My dad was beside himself with excitement and quickly decided that everyone in the restaurant needed to hear about our connection to the old picture. First, Dad called the waitress over and identified the man in the picture as my mom’s uncle. The waitress tried to appear suitably impressed. Next, Dad insisted that the waitress go find the manager and bring him over to our table. The manager had seated us a few minutes earlier and was a person of small stature. In Dad’s typical, colorful fashion, he demanded that the waitress go find “Shorty” and bring him right over. Once he arrived, Dad continued to refer to him as Shorty, much to the manager’s chagrin. I tried to apologize and explain that Dad was just excited. Within a few minutes, everyone seated within earshot knew all about Uncle Gus. Most smiled and seemed to enjoy Dad’s enthusiasm. As we moved through the restaurant after dinner, Dad completed his mission, inviting patrons in other rooms to go and look at the photo of Uncle Gus.
I think that was the only visit to the 1855 Saloon and Grill with Mom. We returned a few more times with Dad. Each time he would dash ahead of the host or hostess seating us, daring anyone to get in the way of him and his walker, as he sought out the best booth near Uncle Gus. I don’t think that we ever dined together at another restaurant.

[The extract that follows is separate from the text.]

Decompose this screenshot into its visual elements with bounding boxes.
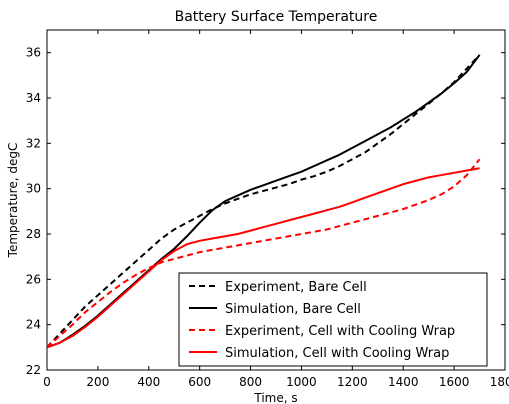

Rachel and I spent a relaxing week in the summer of 2019 visiting our home towns of Muscatine, Iowa and Monona, Wisconsin. One pleasant afternoon we took a drive to Cottage Grove and stopped for lunch at the 1855 Saloon. The restaurant was near empty, and I didn’t need to push people out of the way to find seating near Uncle Gus. I even took his picture. He was my grandfather’s uncle. That would make him my Great, Great Uncle Gus.